(ブルームバーグ): ほぼ1年ぶりの低成績にもかかわらず、キャシー・ウッド氏というブランドへの需要は揺るがない。

  ブルームバーグがまとめたデータによると、同氏が率いるアーク・インベストメント・マネジメントの旗艦ファンド、アーク・イノベーションETF(ARKK)には2月26日にこれまでで2番目の多額な資金が流入した。

  4営業日の続落で15%余り下落していた同ETFに4億6400万ドル(約500億円)が流入した事実は、押し目で買いたい投資家の意欲を示している。

  先週は債券利回り上昇を嫌気したトレーダーらが割高な銘柄を売り、ARKKが保有するトップ銘柄の電気自動車メーカー、テスラなどが下落。

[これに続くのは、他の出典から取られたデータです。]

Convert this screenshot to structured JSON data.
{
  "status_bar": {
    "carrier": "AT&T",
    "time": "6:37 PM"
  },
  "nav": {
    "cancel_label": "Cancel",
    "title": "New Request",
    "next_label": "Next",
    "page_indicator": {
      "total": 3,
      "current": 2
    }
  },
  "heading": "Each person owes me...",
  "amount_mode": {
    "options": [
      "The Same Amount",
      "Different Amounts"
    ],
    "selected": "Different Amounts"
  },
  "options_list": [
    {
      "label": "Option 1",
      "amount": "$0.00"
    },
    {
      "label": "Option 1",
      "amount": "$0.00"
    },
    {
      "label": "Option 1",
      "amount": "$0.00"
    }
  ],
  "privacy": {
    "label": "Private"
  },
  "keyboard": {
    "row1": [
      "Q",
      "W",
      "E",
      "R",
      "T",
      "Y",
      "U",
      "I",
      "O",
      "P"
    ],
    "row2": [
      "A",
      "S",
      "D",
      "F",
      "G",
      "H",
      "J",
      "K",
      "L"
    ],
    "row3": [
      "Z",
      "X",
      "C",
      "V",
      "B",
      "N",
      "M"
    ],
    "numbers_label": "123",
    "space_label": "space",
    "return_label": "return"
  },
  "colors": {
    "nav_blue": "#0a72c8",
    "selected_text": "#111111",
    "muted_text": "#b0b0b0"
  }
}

しかし3月1日には株式相場が上昇、ARKKはほぼ2カ月ぶりの大幅高となった。

  サクソ銀行のステーン・ヤコブセン最高投資責任者(CIO)はリポートで、「株式、特にテクノロジー株の反発はアークイノベーションETFにとってうれしい驚きだった」とした上で、「 テスラ・ビットコイン・アークのリスククラスターは依然、株式のボラティリティーを誘発する可能性がある」と警告した。

  IHSマークイットのデータによると、1日の反発にもかかわらずARKKの空売り比率は過去最大となり、5%に近い。